In terms of computational complexity, the skip attention mechanism optimizes traditional self-attention by using skip connections to prioritize essential features and reduce redundant calculations, which is beneficial for complex or sequential data. However, it still requires significant memory and processing power due to multi-head attention computations, especially in large-scale or real-time settings. Similarly, the hash tree structure offers rapid integrity checks but becomes resource-intensive as data volume grows, particularly with frequent insertions or deletions. To manage these costs, strategies such as incremental hash updates, parallel processing, and dynamic tree structures can be employed to localize and streamline updates. Additionally, lightweight attention modules and model compression techniques like pruning or quantization further help in reducing the model’s computational load, making it more viable for practical applications with resource limitations.

5. Conclusions

The background of this research stems from the growing concerns of data privacy protection and the security of deep learning models when processing large-scale data, especially in sensitive scenarios such as finance, healthcare, and cross-border data computations. With the rapid development of deep learning technology, the challenge in the field of secure computing lies in ensuring data security while maintaining efficient feature extraction. This paper makes a significant contribution by presenting the first combination of the hash tree with the deep learning Transformer model, specifically aimed at ensuring data integrity protection and enhancing feature extraction.
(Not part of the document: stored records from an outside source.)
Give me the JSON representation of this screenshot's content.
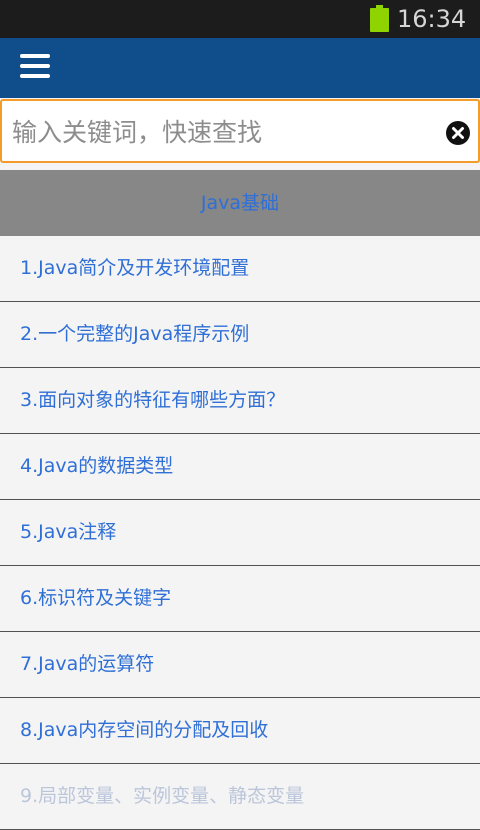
{
  "status_bar": {
    "time": "16:34",
    "battery_color": "#8fd300"
  },
  "app_bar": {
    "background": "#0f4d8b",
    "menu_icon": "hamburger-menu-icon"
  },
  "search": {
    "placeholder": "输入关键词，快速查找",
    "value": "",
    "clear_icon": "clear-icon",
    "border_color": "#f39c2b"
  },
  "section": {
    "title": "Java基础"
  },
  "list": {
    "items": [
      "1.Java简介及开发环境配置",
      "2.一个完整的Java程序示例",
      "3.面向对象的特征有哪些方面？",
      "4.Java的数据类型",
      "5.Java注释",
      "6.标识符及关键字",
      "7.Java的运算符",
      "8.Java内存空间的分配及回收",
      "9.局部变量、实例变量、静态变量"
    ]
  }
}
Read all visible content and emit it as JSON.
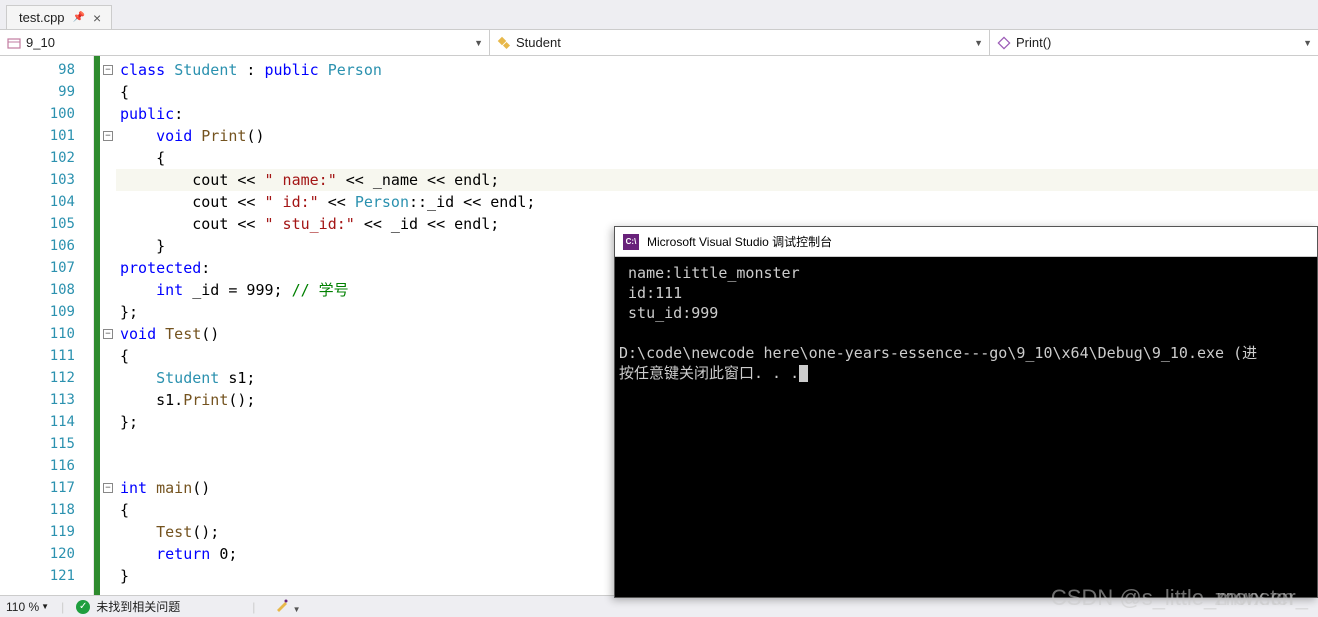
{
  "tab": {
    "filename": "test.cpp"
  },
  "dropdowns": {
    "scope": "9_10",
    "class": "Student",
    "member": "Print()"
  },
  "lines": [
    {
      "num": 98,
      "fold": "minus",
      "html": "<span class='kw'>class</span> <span class='type'>Student</span> : <span class='kw'>public</span> <span class='type'>Person</span>"
    },
    {
      "num": 99,
      "html": "{"
    },
    {
      "num": 100,
      "html": "<span class='kw'>public</span>:"
    },
    {
      "num": 101,
      "fold": "minus",
      "html": "    <span class='kw'>void</span> <span class='func'>Print</span>()"
    },
    {
      "num": 102,
      "html": "    {"
    },
    {
      "num": 103,
      "current": true,
      "html": "        cout &lt;&lt; <span class='str'>\" name:\"</span> &lt;&lt; _name &lt;&lt; endl;"
    },
    {
      "num": 104,
      "html": "        cout &lt;&lt; <span class='str'>\" id:\"</span> &lt;&lt; <span class='type'>Person</span>::_id &lt;&lt; endl;"
    },
    {
      "num": 105,
      "html": "        cout &lt;&lt; <span class='str'>\" stu_id:\"</span> &lt;&lt; _id &lt;&lt; endl;"
    },
    {
      "num": 106,
      "html": "    }"
    },
    {
      "num": 107,
      "html": "<span class='kw'>protected</span>:"
    },
    {
      "num": 108,
      "html": "    <span class='kw'>int</span> _id = 999; <span class='comm'>// 学号</span>"
    },
    {
      "num": 109,
      "html": "};"
    },
    {
      "num": 110,
      "fold": "minus",
      "html": "<span class='kw'>void</span> <span class='func'>Test</span>()"
    },
    {
      "num": 111,
      "html": "{"
    },
    {
      "num": 112,
      "html": "    <span class='type'>Student</span> s1;"
    },
    {
      "num": 113,
      "html": "    s1.<span class='func'>Print</span>();"
    },
    {
      "num": 114,
      "html": "};"
    },
    {
      "num": 115,
      "html": ""
    },
    {
      "num": 116,
      "html": ""
    },
    {
      "num": 117,
      "fold": "minus",
      "html": "<span class='kw'>int</span> <span class='func'>main</span>()"
    },
    {
      "num": 118,
      "html": "{"
    },
    {
      "num": 119,
      "html": "    <span class='func'>Test</span>();"
    },
    {
      "num": 120,
      "html": "    <span class='kw'>return</span> 0;"
    },
    {
      "num": 121,
      "html": "}"
    }
  ],
  "status": {
    "zoom": "110 %",
    "issues": "未找到相关问题"
  },
  "console": {
    "title": "Microsoft Visual Studio 调试控制台",
    "lines": [
      " name:little_monster",
      " id:111",
      " stu_id:999",
      "",
      "D:\\code\\newcode here\\one-years-essence---go\\9_10\\x64\\Debug\\9_10.exe (进",
      "按任意键关闭此窗口. . ."
    ]
  },
  "watermark": "CSDN @s_little_monster_",
  "watermark2": "znwx.cn"
}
The hash tree structure allows the model to ensure data security during storage and transmission, enabling the quick detection of any data tampering. Additionally, the paper introduces the skip attention mechanism, which reduces unnecessary computations through skip connections, enhancing computational efficiency while maintaining the advantages of deep networks. To further improve the model’s learning capability, we have designed a skip loss function that optimizes feature extraction through skip connections, thereby enhancing the model’s ability to capture critical features.